Tillerson never quite made the transition from corporate CEO to government leader, and “undermined himself by making several grievous managerial mistakes,” Stewart Patrick, a senior fellow and director of the International Institutions and Global Governance Program at the Council on Foreign Relations, wrote in an email to the PBS NewsHour.

Among them, Patrick says:

  • Tillerson concentrated policy deliberations and decision-making among a group of small advisers, “rather than delegating responsibility for policy formulation to knowledgeable officials in the relevant regional and functional bureaus.”
  • He restructured the bureau, “a useless and time-consuming distraction that diverted attention and resources away from actually handling the world’s most pressing challenges.”
  • He failed to fill senior appointments, “leaving multiple departmental bureaus without an assistant secretary of state a year into his tenure.”

Tillerson’s “allergy to media engagement may have been a valuable survival skill for an energy company CEO” but not for a government leader. In politics, “favorable press can make or break a reputation,” Suzanne Maloney, deputy director of the Brooking Institution’s Foreign Policy program, wrote in an email. Ultimately, “the absence of allies and influence eroded any prospect of impact or longevity.”

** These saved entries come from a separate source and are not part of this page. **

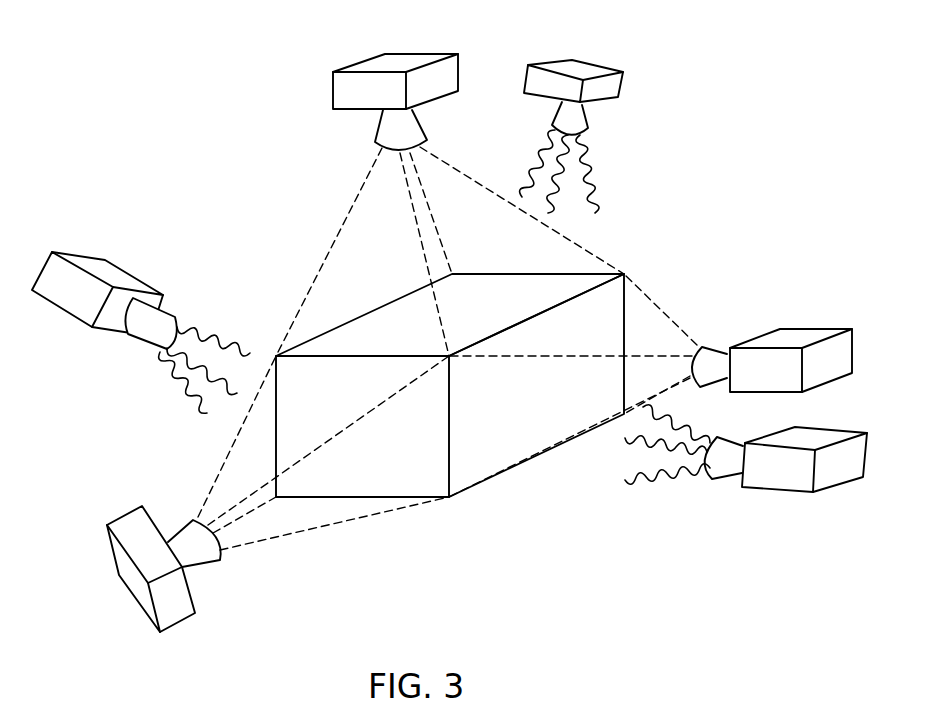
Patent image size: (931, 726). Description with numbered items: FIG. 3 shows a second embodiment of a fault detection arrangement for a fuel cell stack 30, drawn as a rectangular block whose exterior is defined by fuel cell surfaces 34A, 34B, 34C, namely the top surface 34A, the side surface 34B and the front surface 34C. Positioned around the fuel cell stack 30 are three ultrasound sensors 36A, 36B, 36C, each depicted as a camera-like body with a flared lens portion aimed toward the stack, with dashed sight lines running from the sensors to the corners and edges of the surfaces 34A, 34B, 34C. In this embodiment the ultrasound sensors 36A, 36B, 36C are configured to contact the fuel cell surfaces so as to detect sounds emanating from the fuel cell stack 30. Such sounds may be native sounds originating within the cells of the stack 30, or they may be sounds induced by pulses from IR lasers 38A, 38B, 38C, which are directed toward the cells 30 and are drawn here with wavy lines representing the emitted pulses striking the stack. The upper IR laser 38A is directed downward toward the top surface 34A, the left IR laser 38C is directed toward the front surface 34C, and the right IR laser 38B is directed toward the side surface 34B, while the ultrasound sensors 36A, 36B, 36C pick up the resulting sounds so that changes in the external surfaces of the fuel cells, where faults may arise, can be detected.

The fuel cell stack 30 is at (494, 392).
The fuel cell surface 34A is at (500, 282).
The fuel cell surface 34B is at (603, 310).
The fuel cell surface 34C is at (433, 475).
The ultrasound sensor 36A is at (333, 90).
The ultrasound sensor 36B is at (813, 328).
The ultrasound sensor 36C is at (110, 550).
The IR laser 38A is at (620, 85).
The IR laser 38B is at (778, 493).
The IR laser 38C is at (123, 268).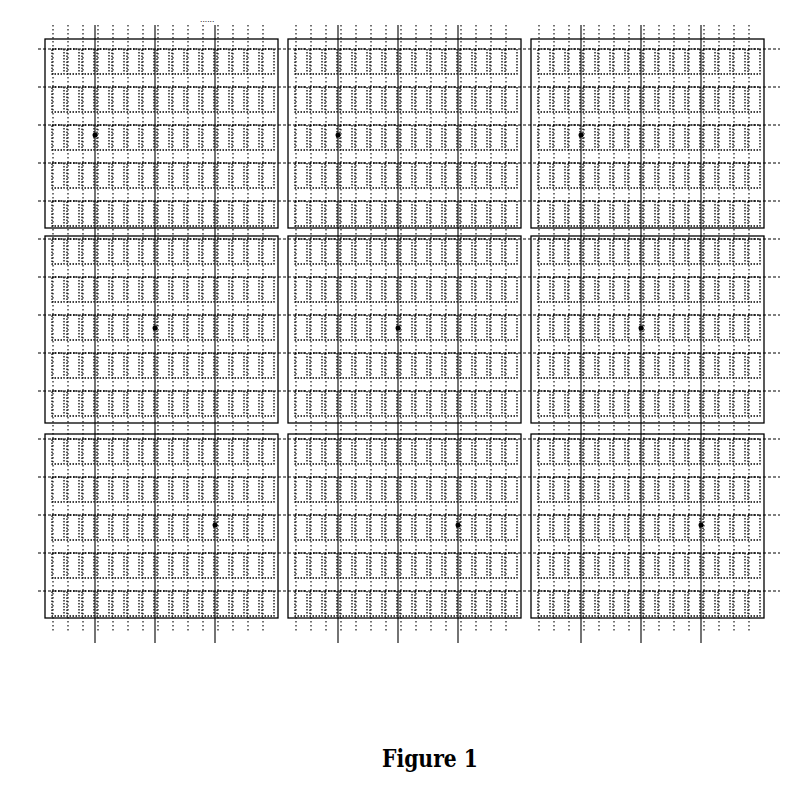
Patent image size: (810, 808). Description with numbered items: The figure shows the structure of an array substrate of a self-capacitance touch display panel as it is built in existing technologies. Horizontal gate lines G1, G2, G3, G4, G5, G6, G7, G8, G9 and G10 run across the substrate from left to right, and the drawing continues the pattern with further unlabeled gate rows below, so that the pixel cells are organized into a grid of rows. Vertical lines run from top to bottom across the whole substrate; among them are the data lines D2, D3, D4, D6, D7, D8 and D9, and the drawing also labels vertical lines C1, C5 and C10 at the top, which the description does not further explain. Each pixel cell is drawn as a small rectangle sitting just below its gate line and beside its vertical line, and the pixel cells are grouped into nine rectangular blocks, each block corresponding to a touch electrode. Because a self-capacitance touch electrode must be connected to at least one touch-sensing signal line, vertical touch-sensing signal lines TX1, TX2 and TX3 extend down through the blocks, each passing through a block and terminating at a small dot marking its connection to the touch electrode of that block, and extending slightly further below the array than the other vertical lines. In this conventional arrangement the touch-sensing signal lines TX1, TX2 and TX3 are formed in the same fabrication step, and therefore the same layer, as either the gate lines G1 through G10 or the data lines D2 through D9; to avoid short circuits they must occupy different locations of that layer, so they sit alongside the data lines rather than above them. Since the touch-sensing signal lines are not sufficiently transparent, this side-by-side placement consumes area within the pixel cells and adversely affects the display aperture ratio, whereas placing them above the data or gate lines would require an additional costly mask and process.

The gate line G1 is at (398, 49).
The gate line G2 is at (398, 87).
The gate line G3 is at (398, 125).
The gate line G4 is at (398, 163).
The gate line G5 is at (398, 201).
The gate line G6 is at (398, 239).
The gate line G7 is at (398, 277).
The gate line G8 is at (398, 315).
The gate line G9 is at (398, 353).
The gate line G10 is at (396, 391).
The touch-sensing signal line TX1 is at (93, 341).
The touch-sensing signal line TX2 is at (153, 341).
The touch-sensing signal line TX3 is at (213, 341).
The common line C1 is at (51, 19).
The data line D2 is at (67, 19).
The data line D3 is at (84, 19).
The data line D4 is at (98, 19).
The common line C5 is at (112, 19).
The data line D6 is at (127, 19).
The data line D7 is at (144, 19).
The data line D8 is at (158, 19).
The data line D9 is at (172, 19).
The common line C10 is at (188, 19).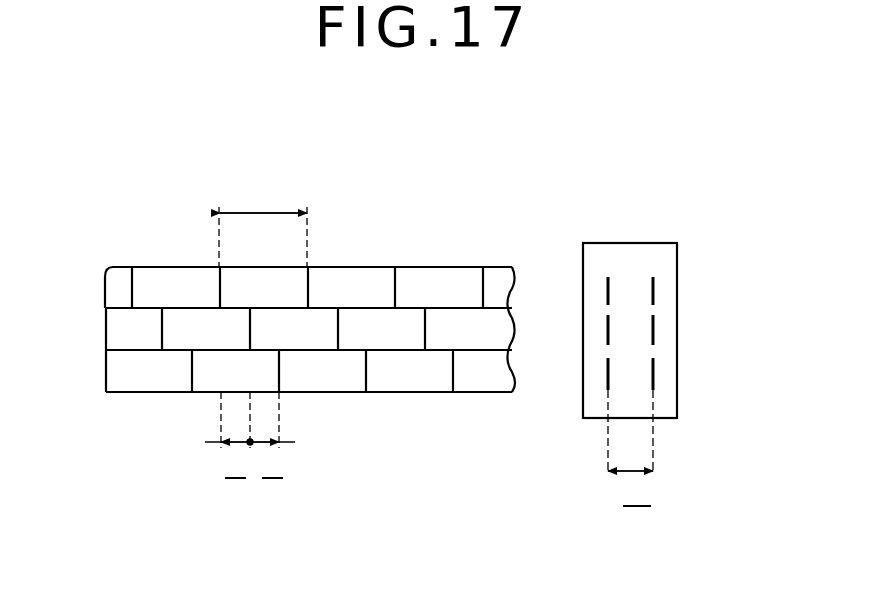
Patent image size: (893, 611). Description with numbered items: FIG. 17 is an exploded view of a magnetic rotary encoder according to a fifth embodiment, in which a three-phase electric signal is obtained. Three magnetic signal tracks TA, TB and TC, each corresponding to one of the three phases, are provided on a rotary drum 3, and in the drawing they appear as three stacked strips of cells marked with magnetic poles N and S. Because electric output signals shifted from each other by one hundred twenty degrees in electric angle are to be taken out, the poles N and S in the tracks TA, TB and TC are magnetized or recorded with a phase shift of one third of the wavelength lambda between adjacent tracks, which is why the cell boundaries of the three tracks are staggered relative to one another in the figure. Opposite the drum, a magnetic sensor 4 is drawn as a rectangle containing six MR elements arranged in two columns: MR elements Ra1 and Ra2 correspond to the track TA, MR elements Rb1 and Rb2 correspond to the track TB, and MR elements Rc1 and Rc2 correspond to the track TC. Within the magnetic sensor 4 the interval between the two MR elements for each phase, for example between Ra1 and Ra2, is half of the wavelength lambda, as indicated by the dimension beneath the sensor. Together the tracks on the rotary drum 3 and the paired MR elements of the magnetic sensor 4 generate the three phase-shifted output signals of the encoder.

The rotary drum 3 is at (159, 267).
The magnetic sensor 4 is at (660, 243).
The magnetic signal track TA is at (105, 290).
The magnetic signal track TB is at (106, 338).
The magnetic signal track TC is at (106, 381).
The MR element Ra1 is at (598, 288).
The MR element Rb1 is at (598, 330).
The MR element Rc1 is at (598, 373).
The MR element Ra2 is at (657, 288).
The MR element Rb2 is at (657, 330).
The MR element Rc2 is at (657, 373).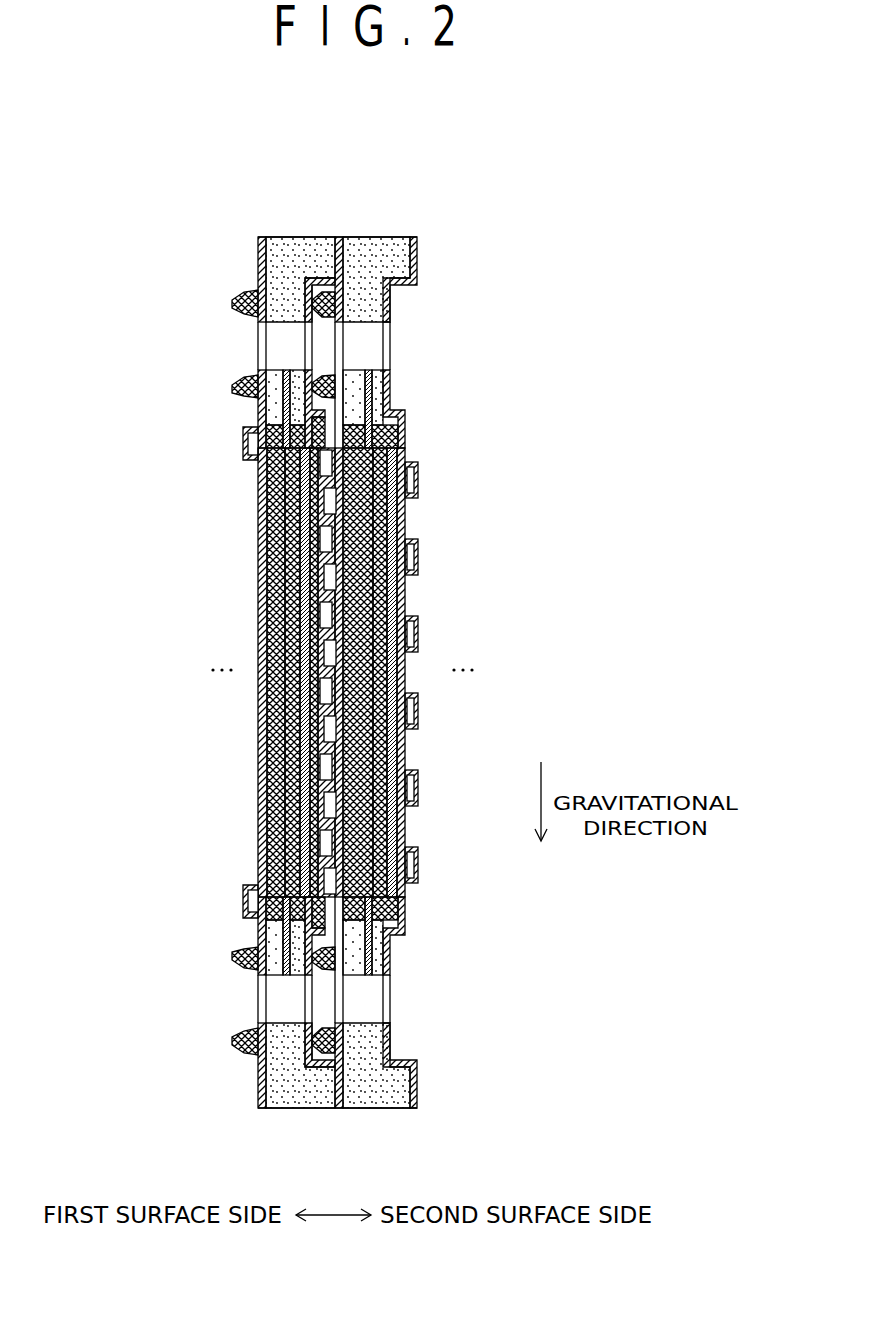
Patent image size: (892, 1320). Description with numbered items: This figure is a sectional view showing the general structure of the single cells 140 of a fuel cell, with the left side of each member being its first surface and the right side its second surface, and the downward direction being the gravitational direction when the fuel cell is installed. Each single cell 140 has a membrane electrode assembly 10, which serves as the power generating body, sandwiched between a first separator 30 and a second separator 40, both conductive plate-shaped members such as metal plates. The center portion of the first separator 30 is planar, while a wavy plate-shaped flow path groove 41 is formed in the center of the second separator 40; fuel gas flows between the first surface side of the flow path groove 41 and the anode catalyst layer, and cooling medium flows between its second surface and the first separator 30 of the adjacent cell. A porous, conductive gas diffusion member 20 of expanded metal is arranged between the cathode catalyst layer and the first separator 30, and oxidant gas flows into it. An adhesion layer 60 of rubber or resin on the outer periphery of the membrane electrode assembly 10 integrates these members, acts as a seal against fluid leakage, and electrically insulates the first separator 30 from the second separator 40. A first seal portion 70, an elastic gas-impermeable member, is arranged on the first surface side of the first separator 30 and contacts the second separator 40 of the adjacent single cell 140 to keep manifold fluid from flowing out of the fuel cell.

The single cell 140 is at (306, 160).
The first seal portion 70 is at (318, 298).
The first separator 30 is at (350, 262).
The second separator 40 is at (412, 246).
The gas diffusion member 20 is at (356, 432).
The membrane electrode assembly 10 is at (390, 368).
The flow path groove 41 is at (419, 480).
The adhesion layer 60 is at (377, 975).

Yet some feel Tillerson was underrated with “much better diplomatic skills and instincts than most Washingtonians gave him credit for,” Maloney said. “In a less dysfunctional administration he might have had the opportunity put those skills and instincts to better use.”

Who wins and who loses with Tillerson out? Internationally, “the big winners are Japan, Israel, the UAE, and Saudi [Arabia]. The big losers are North Korea, Iran, China and Qatar,” said Kenneth Weinstein, president and CEO of the Hudson Institute.

Mike Pompeo, director of the CIA and former Kansas congressman, could have “one advantage Tillerson lacked: the president’s ear,” Patrick said.“Director Pompeo is intelligent and strategic, asks the right questions, and doesn’t have his own agenda as Secretary Tillerson did,” Weinstein said.

“But the biggest question is whether Pompeo, whose loyalty has endeared him to the president, will stand up to Trump,” Patrick said, “when the latter threatens to create diplomatic chaos or recklessly ignores threats to the United States.” “Mike Pompeo inherits a State Department that has been marginalized in the conduct of U.S. foreign policy and where staff morale is at rock bottom,” he added.

Ultimately, “some of Tillerson’s fiercest critics may soon find themselves nostalgic for his relatively reasonable point of view,” said Maloney. While the State Department may become more influential in this administration with Pompeo at the helm, we’re likely to see “more provocative and disruptive American foreign policy that will be even more out of step” with the “majority of the professional diplomatic corps.”

The PBS NewsHour’s Larisa Epatko and Layla Quran contributed reporting to this story.